Pesquisa realizada entre o final de abril e o início de maio de 2020, com quase 4.000 redes municipais de ensino, mostrou que apenas 33% dos domicílios brasileiros possuem computador e acesso à internet. O levantamento foi feito pela União Nacional dos Dirigentes Municipais de Educação (Undime) e pelo Conselho Nacional de Secretários de Educação (Consed), em parceria com o Centro de Inovação para a Educação Brasileira (Cieb), Fundação Itaú Social, Fundação Lemann e Fundo das Nações Unidas para a Infância (Unicef). (FORSTER, CNN Brasil, 2021)

 

O ensino remoto supõe uma acessibilidade básica que, pelo visto acima, 67% das famílias não possui de forma adequada. Apesar disso, muitas e muitos estudantes conseguiram assistir vídeos ou realizar algum outro tipo de atividade escolar pelos celulares, porém, também enfrentaram as questões de acesso a internet e as dificuldades próprias deste dispositivo que não facilita a realização de repertórios completos de atividades pensadas para serem resolvidas no computador. Isto sem mencionar os casos em que existe apenas um dispositivo tecnológico – seja computador, tablet ou celular – para uma família inteira que deve compartilhá-lo para todos os afazeres relacionados, não apenas as atividades escolares.

Por outro lado, ter tido acesso às atividades em si não garante que a atividade tenha sido realizada ou que o ambiente doméstico da/do estudante colabore nesse sentido.
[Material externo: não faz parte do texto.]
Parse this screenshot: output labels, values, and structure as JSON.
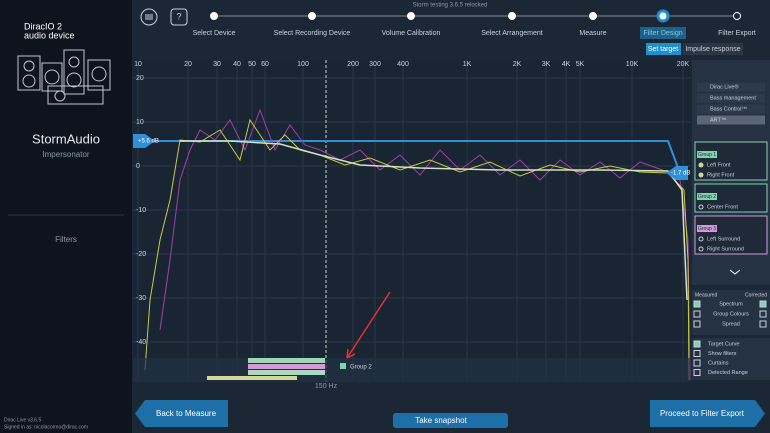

Isto, considerando o agravamento da situação econômica e sanitária pela que atravessa a população brasileira, levou a que as escolas, em muitas localidades, funcionassem mais como garantidoras da segurança alimentar dos/das estudantes através da distribuição dos recursos destinados à merenda escolar por meio de cartões ou mesmo de marmitas, incluindo-se desta forma numa tentativa de expandir a rede de proteção à infância e à adolescência, quer dizer, dentro das políticas do cuidado e da assistência social antes do que da política educacional, como veremos a seguir.

 

Na Lei Nº 9.394, de 20 de dezembro de 1996, que estabelece as Diretrizes e Bases da Educação Nacional, fica explicitado que:

Art. 8º A União, os Estados, o Distrito Federal e os Municípios organizarão, em regime de colaboração, os respectivos sistemas de ensino.
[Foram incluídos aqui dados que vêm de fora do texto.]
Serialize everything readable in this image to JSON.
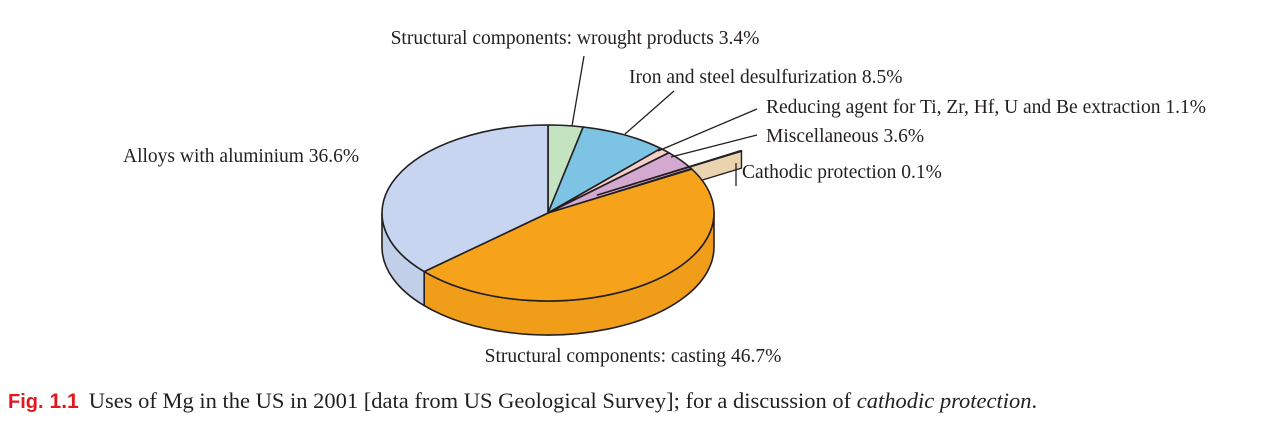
{
  "chart_data": {
    "type": "pie",
    "title": "",
    "style": "3d",
    "unit": "%",
    "slices": [
      {
        "label": "Structural components: wrought products 3.4%",
        "name": "Structural components: wrought products",
        "value": 3.4,
        "color": "#c4e3c1"
      },
      {
        "label": "Iron and steel desulfurization 8.5%",
        "name": "Iron and steel desulfurization",
        "value": 8.5,
        "color": "#7cc3e4"
      },
      {
        "label": "Reducing agent for Ti, Zr, Hf, U and Be extraction 1.1%",
        "name": "Reducing agent for Ti, Zr, Hf, U and Be extraction",
        "value": 1.1,
        "color": "#f7cfc9"
      },
      {
        "label": "Miscellaneous 3.6%",
        "name": "Miscellaneous",
        "value": 3.6,
        "color": "#d3a9d0"
      },
      {
        "label": "Cathodic protection 0.1%",
        "name": "Cathodic protection",
        "value": 0.1,
        "color": "#f6dfb9",
        "exploded": true
      },
      {
        "label": "Structural components: casting 46.7%",
        "name": "Structural components: casting",
        "value": 46.7,
        "color": "#f7a21b"
      },
      {
        "label": "Alloys with aluminium 36.6%",
        "name": "Alloys with aluminium",
        "value": 36.6,
        "color": "#c8d5f0"
      }
    ]
  },
  "caption": {
    "fig_word": "Fig.",
    "fig_number": "1.1",
    "text": "Uses of Mg in the US in 2001 [data from US Geological Survey]; for a discussion of ",
    "italic_text": "cathodic protection",
    "end": "."
  }
}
§ 1º Caberá à União a coordenação da política nacional de educação, articulando os diferentes níveis e sistemas e exercendo função normativa, redistributiva e supletiva em relação às demais instâncias educacionais. [...]

 

Destacamos o protagonismo da União no sentido de coordenar a política nacional de educação, o que ajudaria a dar unidade ao Sistema Nacional de Educação, questão que vem sendo discutida por diversos setores e exigido muito esforço por parte de todos os entes federativos ao longo de décadas, com paulatina melhoria ao longo do tempo, a fim de evitar a segmentação e a desigualdade na oferta educacional nacional frente às grandes disparidades regionais. Nesse sentido, espera-se que, durante uma catástrofe nacional como a pandemia de Covid19, o governo federal assuma com vigor e responsabilidade esse papel, a fim de evitar o aumento da desigualdade na oferta educacional nacional.
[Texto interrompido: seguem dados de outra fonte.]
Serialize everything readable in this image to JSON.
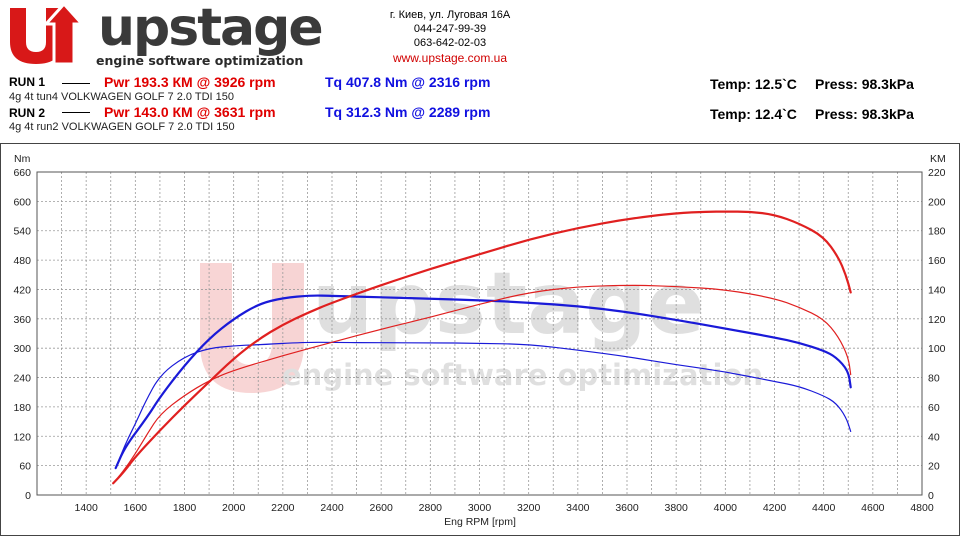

Sabemos que a concretização do regime de colaboração no país é de difícil realização e que ainda existem aspectos dúbios ou em discussão, dado que ainda não temos uma lei que o operacionalize, porém, em se tratando da coordenação de uma política nacional de enfrentamento à situação pandêmica no setor educacional, vemos a necessidade de uma atuação clara no sentido tanto de proteger a saúde de todos e todas os que frequentam as escolas quanto de garantir o direito à educação e à aprendizagem.

No entanto, sem abandonar a raquítica agenda educacional centrada quase exclusivamente na implementação do ensino domiciliar, no retorno do arcaico método fonológico no processo de alfabetização e na militarização das escolas regulares, em 18 de agosto de 2020, foi publicada a Lei nº 14.040 que, entre outras disposições e em caráter excepcional, dispensa às escolas da obrigatoriedade da observância dos 200 dias letivos, sem necessidade de cumprir a carga horária mínima anual prevista para a Educação Infantil, mas com cumprimento da carga horária mínima anual para o Ensino Fundamental e o Ensino Médio. Também habilita à reorganização do calendário escolar e permite, no Art. 2, II que:

§ 3º Para o cumprimento dos objetivos de aprendizagem e desenvolvimento, a integralização da carga horária mínima do ano letivo afetado pelo estado de calamidade pública referido no art. 1º desta Lei poderá ser feita no ano subsequente, inclusive por meio da adoção de um continuum de 2 (duas) séries ou anos escolares, observadas as diretrizes nacionais editadas pelo CNE, a BNCC e as normas dos respectivos sistemas de ensino.

§ 4º A critério dos sistemas de ensino, no ano letivo afetado pelo estado de calamidade pública referido no art. 1º desta Lei, poderão ser desenvolvidas atividades pedagógicas não presenciais:

 

Repare-se que a necessária flexibilização veio acompanhada da possibilidade ou não de os entes federativos desenvolverem atividades pedagógicas não presenciais, o que levou a uma diversidade enorme de respostas nesse sentido. Três meses depois do fechamento inicial das escolas, não só a demora na reação frente à situação do isolamento social (a lei foi publicada em agosto), contra o qual o próprio governo federal lutou sistematicamente ao longo da pandemia com o argumento de que a economia não pode parar, mas também a delegação de uma decisão pedagogicamente cardinal sobre a continuidade ou não do trabalho pedagógico no país, inevitavelmente, gerou um cenário caótico sob o ponto de vista de um Sistema Nacional de Educação articulado e coerente.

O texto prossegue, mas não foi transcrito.